O segundo Adão é um espírito vivificante. Veio primeiro não o homem espiritual,
mas o homem natural; depois é que veio o homem espiritual. ‘O primeiro homem
tirado da terra, é terrestre; o segundo homem vem do céu. Como foi o homem
terrestre assim também são as pessoas terrestres; e como é o homem celeste,
assim também vão ser as pessoas celestes. E como já refletimos a imagem do
homem terrestre, assim também repetiremos a imagem do homem celeste’ (1Cor
15,45-49).
É
por isso que “quando São Paulo fala do primeiro Adão, o ser vivo, o homem
natural, aquele tirado da terra, o terrestre, não está indicando a nossa vida
cristã vivida de modo tacanho, fechado, escravizado, na penumbra, escondido da
luz, do espírito vivente?

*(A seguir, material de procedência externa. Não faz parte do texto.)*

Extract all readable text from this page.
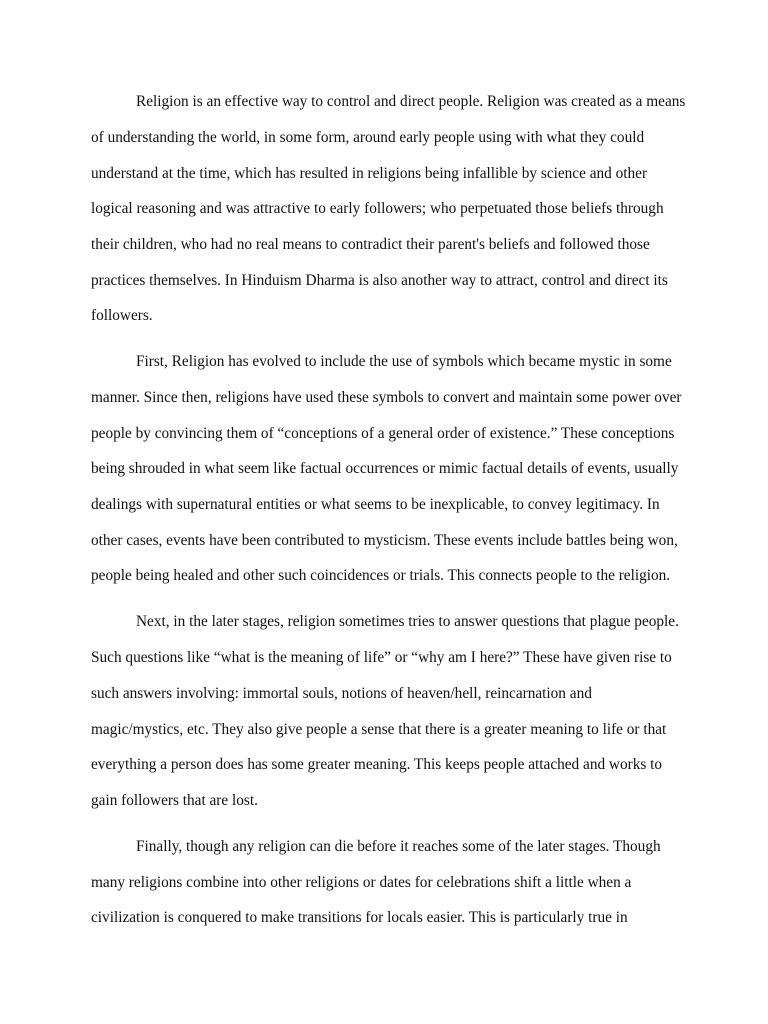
Religion is an effective way to control and direct people. Religion was created as a means
of understanding the world, in some form, around early people using with what they could
understand at the time, which has resulted in religions being infallible by science and other
logical reasoning and was attractive to early followers; who perpetuated those beliefs through
their children, who had no real means to contradict their parent's beliefs and followed those
practices themselves. In Hinduism Dharma is also another way to attract, control and direct its
followers.
First, Religion has evolved to include the use of symbols which became mystic in some
manner. Since then, religions have used these symbols to convert and maintain some power over
people by convincing them of “conceptions of a general order of existence.” These conceptions
being shrouded in what seem like factual occurrences or mimic factual details of events, usually
dealings with supernatural entities or what seems to be inexplicable, to convey legitimacy. In
other cases, events have been contributed to mysticism. These events include battles being won,
people being healed and other such coincidences or trials. This connects people to the religion.
Next, in the later stages, religion sometimes tries to answer questions that plague people.
Such questions like “what is the meaning of life” or “why am I here?” These have given rise to
such answers involving: immortal souls, notions of heaven/hell, reincarnation and
magic/mystics, etc. They also give people a sense that there is a greater meaning to life or that
everything a person does has some greater meaning. This keeps people attached and works to
gain followers that are lost.
Finally, though any religion can die before it reaches some of the later stages. Though
many religions combine into other religions or dates for celebrations shift a little when a
civilization is conquered to make transitions for locals easier. This is particularly true in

Poderíamos dizer: não generosidade, não liberdade,
sem amor, a medida pequena de nós mesmos. Aquela medida de estarmos na vida
dividindo entre maus e bons, dar para receber, de em tudo troca, lucrar, de dar
o manto, para receber duas túnicas, de amaldiçoar os que já vivem nas sombras
da morte, de não apaziguarmos o nosso interior com o perdão, de vivermos apenas
para receber. Seria uma vida sem graça, nem beleza; uma vida desgraçada!”,
disse o cardeal Steiner.
“Paulo
nos oferece para o seguimento de Jesus, o segundo Adão: um espírito vivificante,
o homem espiritual, homem vindo do céu. O espírito vivificante que gera a
liberdade, a plenitude, o não-saber da medida: plenitude de participação. O
espírito vivificante que é transbordante, isto é, generoso, alegre, disposto,
ex-posto, liberdade, despretensão, generosidade, amor. Tão extraordinário amor,
que não se sabe amante. Não seria essa dinâmica do ser cristão: medida calcada,
sacudida, transbordante? Não estaria lançando luz para a livre doação, a pura
bondade, o amor límpido e transparente”, afirmou.
Diante
disso, ele questionou: “Não estaria São Paulo expressando o que temos em comum
com Deus e, por isso, participantes da sua imensa e estupenda bondade que cuida
também dos maus e ingratos. E nessa participação termos algo do sem medida, da
largueza e da profundidade da doação, do cuidado de Deus para com cada um de
suas filhos e filhos?”
Uma
reflexão que levou o cardeal a fazer um pedido: “Amemos! Amemos sempre a todos,
não temos inimigos, se Deus é nosso Pai, Jesus nosso irmão e o Espírito Santo
nosso vivificador! Aos que odeiam, ofereçam o amor; aos que amaldiçoam, peçamos
que Deus abençoe; aos que fazem o mal, façamos o bem, somente o bem; aos que
caluniam, rezemos; aos que se dizem inimigos, imploremos ao Pai do céu que
cuide deles e os tenhamos como irmãos. Deixemos
nascer em nós o desejo de fazer o bem, de amar aqueles que não receberam amor e,
por isso, não vivem e não conseguem amar.”
Ele
sublinhou: “Deus colocou em nosso coração, uma medida transbordante. Nos gerou
para transbordar. Deixemo-nos tomar do
espírito vivificante e nos tornemos celestes; transbordantes!” E depois questionou:
“Não seria nossa felicidade, alegria, realização, plenificação, sermos como
crianças que brincam junto à fonte sem medida de Deus?”. Para finalmente pedir
que “Ele nos conceda a graça de sermos, assim como Ele, apenas transbordamento
de amor.”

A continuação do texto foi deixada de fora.